Residual distributions

As noted, presentations of “active” compound selection usually present well-spaced normal distributions or roughly equal size (see SI section S.3). To test the assumption that “active” compounds (those not belonging to the best fit normal distribution) follow normal distributions and to estimate their characteristics, the residual histograms were computed (Fig. 3a,c,e). Modelling the data in this manner also allows the ratio of “active” to “inactive” compounds to be computed for each position along the response axis (Fig. 3b,d,f). This approach was applied to the three screens considered previously (Fig. 2). The residual distribution from the AID 1053175 data contained ~27,000 compounds but did not show an obvious center (Fig. 3a). The maximum appeared approximately 1.5–1.7 σ below the center of the “inactive” distribution depending on whether the σ was from the best fit normal (1.5) or DSD (1.7). Based on the shape, the “true” center may be closer to the inactive distribution but in the absence of better models of “active” distributions and “inactive” behavior this remains speculative. The AID 488862 data set gave a nearly symmetric residual distribution (Fig. 3c) containing ~25,000 compounds having a maximum ~2.4σ below the center of the “inactive” distribution and no resemblance to a normal distribution. The AID 1224905 data gave a residual distribution (Fig. 3e) containing around 14,000 compounds with a maximum ~2σ above the center of the inactive distribution. The residuals showed no resemblance to a normal distribution. Consideration of the probability plots (Fig. 3b,d,f) suggests that “active” compounds may appear on both sides of the inactive distribution.

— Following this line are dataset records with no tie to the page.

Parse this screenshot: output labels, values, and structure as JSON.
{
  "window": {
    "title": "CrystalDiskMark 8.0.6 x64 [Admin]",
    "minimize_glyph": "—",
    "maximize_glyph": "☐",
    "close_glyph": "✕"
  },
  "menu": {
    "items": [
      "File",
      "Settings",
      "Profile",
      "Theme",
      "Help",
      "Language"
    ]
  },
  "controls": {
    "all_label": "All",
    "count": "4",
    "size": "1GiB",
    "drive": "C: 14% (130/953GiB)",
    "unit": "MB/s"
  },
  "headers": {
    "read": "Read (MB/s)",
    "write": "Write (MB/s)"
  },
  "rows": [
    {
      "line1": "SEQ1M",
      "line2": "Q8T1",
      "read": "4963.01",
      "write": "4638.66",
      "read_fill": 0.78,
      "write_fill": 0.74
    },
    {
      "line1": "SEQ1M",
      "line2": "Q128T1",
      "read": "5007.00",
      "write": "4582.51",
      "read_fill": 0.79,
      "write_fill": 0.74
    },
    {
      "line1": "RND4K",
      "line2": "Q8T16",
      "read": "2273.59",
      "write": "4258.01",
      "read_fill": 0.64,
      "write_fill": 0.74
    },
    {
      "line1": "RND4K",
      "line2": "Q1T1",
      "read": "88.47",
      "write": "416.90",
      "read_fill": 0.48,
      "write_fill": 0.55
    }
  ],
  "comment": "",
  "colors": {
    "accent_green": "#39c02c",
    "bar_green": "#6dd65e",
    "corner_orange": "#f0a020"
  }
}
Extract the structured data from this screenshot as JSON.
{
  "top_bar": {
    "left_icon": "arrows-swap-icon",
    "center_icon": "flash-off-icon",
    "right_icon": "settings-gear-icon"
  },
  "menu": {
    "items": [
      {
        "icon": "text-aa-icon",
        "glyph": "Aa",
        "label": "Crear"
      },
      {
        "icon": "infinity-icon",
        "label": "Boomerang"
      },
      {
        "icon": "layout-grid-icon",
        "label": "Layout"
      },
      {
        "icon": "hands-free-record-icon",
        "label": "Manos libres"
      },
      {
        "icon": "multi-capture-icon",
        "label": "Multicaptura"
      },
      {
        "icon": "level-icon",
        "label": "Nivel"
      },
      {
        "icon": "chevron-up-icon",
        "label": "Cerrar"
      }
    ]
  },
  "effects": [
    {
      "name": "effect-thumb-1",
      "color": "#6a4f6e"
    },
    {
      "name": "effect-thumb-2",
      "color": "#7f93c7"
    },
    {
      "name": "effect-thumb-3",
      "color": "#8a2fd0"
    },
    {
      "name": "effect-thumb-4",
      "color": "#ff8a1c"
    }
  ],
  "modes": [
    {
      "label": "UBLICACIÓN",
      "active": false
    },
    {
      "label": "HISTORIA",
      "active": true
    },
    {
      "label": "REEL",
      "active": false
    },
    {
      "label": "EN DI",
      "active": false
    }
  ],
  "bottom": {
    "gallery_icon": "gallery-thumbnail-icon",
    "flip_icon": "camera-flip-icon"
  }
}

These results support three clear conclusions. 1) Compounds not contained in a single “inactive” distribution were not rare (~66,000 in these three data sets) and represented 6.7–8.2% of compounds tested. 2) “Active” and “inactive” distributions were not always well-spaced and a large number of “active” compounds were hidden under the wings of the “inactive” distributions. In the absence of better measurements, it is impossible to identify these compounds. 3) Compounds not contained in the “inactive” distribution do not resemble normal distributions and exhibit a variety of shapes. In the absence of knowledge of the position, scale, and shape of “active” compounds it is difficult to set reasonable thresholds. This pool of ~66,000 compounds represents an enormous opportunity currently lost in the noise of current methods.

Follow up data

The AID 504592 screen was a follow up study of 1121 compounds assigned as “active” in the AID 488862 screen (Figs 2c,d and 3c,d). The follow on data set indicated that roughly 50% false positives were generated by the procedures applied to the primary screening data. In the original processing of the follow on screen (1121 compounds, 540 active, 525 inactive), three outcomes were indicated: i) if both measurements exceeded 50% it was declared “active”, if only one value was above 50% then the compound was deemed “inconclusive”, and if both values were below 50% it was declared “inactive”. A histogram of the average values (Fig. 4a) exhibited a peak showing reasonable correspondence to a normal distribution (μ = −4.5% and σ = 12.4) having a standard deviation close to that of the original screen. More importantly, this follow on screen had much poorer correspondence to a single normally distributed process and the best fit to a single DSD (Fig. 4b) gave a marginal fit with s = 7.37. The follow on screen was enriched in compounds exhibiting excess standard deviation (Fig. 4b). If a standard deviation >10% is considered as the threshold where the distribution of standard deviations begins to diverge from the expectations of a single process, a subgroup of 322 compounds are found (of which only 16 were assigned as active in the original study). Of these 255 are expected to be true high variability active compounds with 67 false positives. This high variability subgroup was heavily enriched and made up 23% of all compounds in the follow up study. If “active” is defined as a compound exhibiting either an average greater than μ +3σ (μ = −4.5% and σ = 12.4) and/or a standard deviation greater than 20%, a total of 721 compounds is found. Although unclear from the histograms, compounds deemed as “active” in the original assessment of the data set show a high degree of bias toward compounds with low standard deviations. This is due to the 100% upper bound in the measurements. These results add further support to the idea that a subpopulation of compounds exists exhibiting high variability. It also demonstrates that these compounds are enriched in this pool of compounds deemed active in the primary screen. In addition, data sets with an imposed upper or lower bound will deviate from simulations using widely held assumptions (see SI section S.3).

Figure 4
figure 4

Histogram of mean values (a) and histogram of standard deviations (b) for the 504592 data set (1121 compounds with N = 2). The histogram of mean values (left panel) was fit to two distributions (solid line) to account for the bimodal behavior. The clear bimodal behaviour allows the high mean “active” group to be separated from other compounds. The distribution of standard deviations indicates enrichment of high variability compounds and less resemblance to a normally distributed process than the primary screen.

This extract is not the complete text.